A Little Bit Chipped Off in Brilliance

Wednesday

I’m back in my mother’s Tennessee house after a 12-day trip with her to visit relatives. On Sunday we had a day such as I haven’t experienced for a while: for hours we simply sat and watched an open field of goldfinches, bluebirds, hummingbirds, and one wild turkey from my cousin’s porch in Acton, Massachusetts. It felt like a throwback to an earlier time.

Everyone seems to have a hummingbird feeder these days. Down in Tennessee, two hummingbirds fight over our feeder, not realizing there is enough for all. The dominant one spends more time chasing the other one away than he does actually feeding. Of course, I don’t expect them to change their evolutionary behavior on account of  a few humans suddenly taking it into their heads to provide a bounty that may or may not last.

Speaking  of evolutionary biology, D. H. Lawrence has a strange but powerful poem about prehistoric hummingbirds in his very fine collection Birds, Beasts and Flowers.

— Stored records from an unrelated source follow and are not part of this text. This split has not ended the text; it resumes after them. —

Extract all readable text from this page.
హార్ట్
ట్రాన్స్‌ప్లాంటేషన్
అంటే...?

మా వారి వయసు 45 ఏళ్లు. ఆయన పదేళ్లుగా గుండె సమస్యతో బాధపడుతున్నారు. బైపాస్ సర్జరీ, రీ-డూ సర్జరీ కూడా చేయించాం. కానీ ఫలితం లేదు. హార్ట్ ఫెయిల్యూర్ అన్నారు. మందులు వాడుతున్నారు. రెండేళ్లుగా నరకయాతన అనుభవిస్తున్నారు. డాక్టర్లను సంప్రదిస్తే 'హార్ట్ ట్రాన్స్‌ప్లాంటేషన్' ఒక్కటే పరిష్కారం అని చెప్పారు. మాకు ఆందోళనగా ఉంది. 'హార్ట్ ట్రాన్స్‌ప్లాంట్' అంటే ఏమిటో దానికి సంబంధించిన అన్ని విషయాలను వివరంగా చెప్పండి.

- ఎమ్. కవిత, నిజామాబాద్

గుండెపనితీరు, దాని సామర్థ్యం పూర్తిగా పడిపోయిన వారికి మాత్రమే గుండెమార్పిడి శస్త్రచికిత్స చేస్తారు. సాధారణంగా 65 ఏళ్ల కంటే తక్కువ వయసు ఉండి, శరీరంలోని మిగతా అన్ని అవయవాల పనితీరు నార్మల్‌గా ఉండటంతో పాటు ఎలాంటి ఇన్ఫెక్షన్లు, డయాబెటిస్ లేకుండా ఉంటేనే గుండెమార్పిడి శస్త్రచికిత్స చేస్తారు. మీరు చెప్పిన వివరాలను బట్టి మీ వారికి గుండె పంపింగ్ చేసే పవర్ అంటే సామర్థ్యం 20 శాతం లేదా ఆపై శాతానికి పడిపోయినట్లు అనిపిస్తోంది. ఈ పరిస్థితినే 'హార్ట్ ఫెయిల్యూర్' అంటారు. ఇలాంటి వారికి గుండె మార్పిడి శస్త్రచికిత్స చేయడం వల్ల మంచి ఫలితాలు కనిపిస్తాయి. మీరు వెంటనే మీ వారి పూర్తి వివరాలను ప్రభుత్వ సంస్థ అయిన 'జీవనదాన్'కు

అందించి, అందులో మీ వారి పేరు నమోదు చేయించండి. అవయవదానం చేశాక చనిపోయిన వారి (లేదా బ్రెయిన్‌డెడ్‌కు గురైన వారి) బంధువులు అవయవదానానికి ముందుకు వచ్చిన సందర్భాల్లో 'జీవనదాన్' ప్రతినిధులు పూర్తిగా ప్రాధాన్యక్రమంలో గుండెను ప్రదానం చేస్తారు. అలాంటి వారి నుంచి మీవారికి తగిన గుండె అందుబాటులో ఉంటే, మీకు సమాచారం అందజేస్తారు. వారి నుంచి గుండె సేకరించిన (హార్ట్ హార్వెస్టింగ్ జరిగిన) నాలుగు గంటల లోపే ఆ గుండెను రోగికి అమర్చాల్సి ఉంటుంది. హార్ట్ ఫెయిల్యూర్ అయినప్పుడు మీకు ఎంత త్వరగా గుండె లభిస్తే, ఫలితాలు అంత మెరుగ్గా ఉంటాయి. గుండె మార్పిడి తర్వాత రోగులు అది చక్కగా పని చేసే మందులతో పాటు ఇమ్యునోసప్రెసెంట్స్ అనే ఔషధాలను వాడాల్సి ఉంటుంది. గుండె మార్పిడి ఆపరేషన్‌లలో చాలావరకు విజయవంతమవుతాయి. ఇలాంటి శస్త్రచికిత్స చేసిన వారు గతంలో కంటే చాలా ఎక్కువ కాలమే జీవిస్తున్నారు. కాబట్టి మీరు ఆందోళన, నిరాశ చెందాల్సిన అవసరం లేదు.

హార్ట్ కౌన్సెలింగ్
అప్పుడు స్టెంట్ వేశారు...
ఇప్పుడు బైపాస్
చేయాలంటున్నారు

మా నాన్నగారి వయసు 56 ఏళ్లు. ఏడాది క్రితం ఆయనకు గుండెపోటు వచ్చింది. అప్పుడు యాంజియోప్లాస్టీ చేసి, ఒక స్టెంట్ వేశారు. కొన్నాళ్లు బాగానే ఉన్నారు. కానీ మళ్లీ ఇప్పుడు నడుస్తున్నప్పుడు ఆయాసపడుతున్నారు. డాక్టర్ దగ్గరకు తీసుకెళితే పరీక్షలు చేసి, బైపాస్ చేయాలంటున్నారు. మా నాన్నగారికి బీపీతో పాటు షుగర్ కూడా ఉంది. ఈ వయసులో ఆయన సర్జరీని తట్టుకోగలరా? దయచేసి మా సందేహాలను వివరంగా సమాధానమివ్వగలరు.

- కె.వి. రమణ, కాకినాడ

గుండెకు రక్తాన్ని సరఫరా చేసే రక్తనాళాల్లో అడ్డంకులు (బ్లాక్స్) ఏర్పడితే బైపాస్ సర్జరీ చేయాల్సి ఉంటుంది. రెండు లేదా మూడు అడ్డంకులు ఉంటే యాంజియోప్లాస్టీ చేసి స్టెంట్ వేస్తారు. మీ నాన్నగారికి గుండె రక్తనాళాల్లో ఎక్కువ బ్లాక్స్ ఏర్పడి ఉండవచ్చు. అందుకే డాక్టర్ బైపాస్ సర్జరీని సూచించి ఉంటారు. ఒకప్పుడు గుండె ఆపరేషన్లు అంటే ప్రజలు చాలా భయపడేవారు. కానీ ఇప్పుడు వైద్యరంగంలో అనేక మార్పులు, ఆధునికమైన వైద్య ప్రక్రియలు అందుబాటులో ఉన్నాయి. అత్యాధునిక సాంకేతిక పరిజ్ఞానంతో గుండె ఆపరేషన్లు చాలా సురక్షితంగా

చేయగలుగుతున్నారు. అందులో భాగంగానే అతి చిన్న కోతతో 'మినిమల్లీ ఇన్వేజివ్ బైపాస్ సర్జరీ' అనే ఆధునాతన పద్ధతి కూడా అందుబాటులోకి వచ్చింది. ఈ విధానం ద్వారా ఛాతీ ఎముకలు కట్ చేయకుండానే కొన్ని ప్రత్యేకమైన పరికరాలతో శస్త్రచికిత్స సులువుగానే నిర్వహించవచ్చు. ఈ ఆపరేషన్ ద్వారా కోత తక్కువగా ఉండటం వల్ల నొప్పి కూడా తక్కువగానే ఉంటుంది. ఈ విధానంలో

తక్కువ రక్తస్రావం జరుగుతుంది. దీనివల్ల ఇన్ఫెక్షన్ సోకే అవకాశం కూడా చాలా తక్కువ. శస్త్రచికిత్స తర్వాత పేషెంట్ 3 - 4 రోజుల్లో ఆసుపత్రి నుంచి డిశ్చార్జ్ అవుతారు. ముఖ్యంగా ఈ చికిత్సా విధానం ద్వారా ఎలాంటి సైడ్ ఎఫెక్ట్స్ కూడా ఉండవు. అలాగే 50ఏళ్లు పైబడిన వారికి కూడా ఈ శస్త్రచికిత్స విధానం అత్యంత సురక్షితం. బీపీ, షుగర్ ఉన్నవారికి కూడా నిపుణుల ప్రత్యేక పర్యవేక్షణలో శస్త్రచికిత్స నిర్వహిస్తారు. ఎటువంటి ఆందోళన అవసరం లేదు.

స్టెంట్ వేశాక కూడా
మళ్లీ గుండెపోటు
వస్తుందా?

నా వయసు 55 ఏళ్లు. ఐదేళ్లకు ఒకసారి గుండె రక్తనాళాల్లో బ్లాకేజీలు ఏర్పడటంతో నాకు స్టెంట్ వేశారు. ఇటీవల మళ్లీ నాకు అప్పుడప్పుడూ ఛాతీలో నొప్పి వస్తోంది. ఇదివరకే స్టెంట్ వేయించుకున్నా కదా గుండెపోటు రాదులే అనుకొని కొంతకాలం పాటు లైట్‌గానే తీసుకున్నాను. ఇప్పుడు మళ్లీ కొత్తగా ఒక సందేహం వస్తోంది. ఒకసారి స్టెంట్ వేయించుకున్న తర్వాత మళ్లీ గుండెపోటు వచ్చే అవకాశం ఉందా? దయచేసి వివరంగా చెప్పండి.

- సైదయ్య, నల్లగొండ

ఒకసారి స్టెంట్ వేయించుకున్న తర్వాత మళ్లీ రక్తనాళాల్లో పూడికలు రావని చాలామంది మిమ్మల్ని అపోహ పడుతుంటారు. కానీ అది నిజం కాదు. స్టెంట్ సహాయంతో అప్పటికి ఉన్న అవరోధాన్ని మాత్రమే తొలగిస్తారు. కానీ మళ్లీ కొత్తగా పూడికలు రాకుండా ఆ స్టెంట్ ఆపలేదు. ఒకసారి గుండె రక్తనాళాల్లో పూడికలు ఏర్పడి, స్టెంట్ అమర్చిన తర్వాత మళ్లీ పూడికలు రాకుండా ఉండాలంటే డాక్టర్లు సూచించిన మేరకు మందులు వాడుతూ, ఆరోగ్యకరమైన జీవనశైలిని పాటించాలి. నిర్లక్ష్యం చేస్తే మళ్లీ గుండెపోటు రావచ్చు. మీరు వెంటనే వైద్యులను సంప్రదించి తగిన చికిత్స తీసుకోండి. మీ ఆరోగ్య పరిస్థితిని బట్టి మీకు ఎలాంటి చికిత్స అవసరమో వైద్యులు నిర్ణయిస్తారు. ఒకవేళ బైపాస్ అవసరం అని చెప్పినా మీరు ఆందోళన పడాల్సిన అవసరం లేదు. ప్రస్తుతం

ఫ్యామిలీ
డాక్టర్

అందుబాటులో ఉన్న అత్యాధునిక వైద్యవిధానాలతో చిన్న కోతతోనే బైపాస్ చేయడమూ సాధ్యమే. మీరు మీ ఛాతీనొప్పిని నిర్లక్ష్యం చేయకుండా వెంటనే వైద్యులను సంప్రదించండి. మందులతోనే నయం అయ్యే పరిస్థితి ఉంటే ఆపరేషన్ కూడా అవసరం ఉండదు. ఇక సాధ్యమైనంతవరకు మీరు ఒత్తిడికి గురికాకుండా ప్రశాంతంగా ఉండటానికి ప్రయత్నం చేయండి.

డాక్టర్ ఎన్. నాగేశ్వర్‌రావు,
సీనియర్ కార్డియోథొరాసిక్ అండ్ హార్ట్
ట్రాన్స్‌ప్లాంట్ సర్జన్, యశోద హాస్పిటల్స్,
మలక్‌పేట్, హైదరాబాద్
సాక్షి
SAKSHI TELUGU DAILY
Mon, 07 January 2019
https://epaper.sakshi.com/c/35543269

Enjoy the unsettling images:

I can imagine, in some otherworld
Primeval-dumb, far back
In that most awful stillness, that gasped and hummed,
Humming-birds raced down the avenues.

Before anything had a soul,
While life was a heave of matter, half inanimate,
This little bit chipped off in brilliance
And went whizzing through the slow, vast, succulent stems.

I believe there were no flowers then,
In the world where humming-birds flashed ahead of creation
I believe he pierced the slow vegetable veins with his long beak.

Probably he was big
As mosses, and little lizards, they say, were once big.
Probably he was a jabbing, terrifying monster.

We look at him through the wrong end of the telescope of time,
Luckily for us.

Lawrence could have could have contributed to Alfred Hitchcock’s nightmarish “The Birds.” For him, nature threatens to swallow us up, even as we try to maintain our individuality as “a little bit chipped off in brilliance.” The casual “luckily for us” pulls us out of the trance that we have been drawn into by trying to laugh it off.

Don’t be fooled, however. Lawrence is terrified by the vision of life as a heave of matter.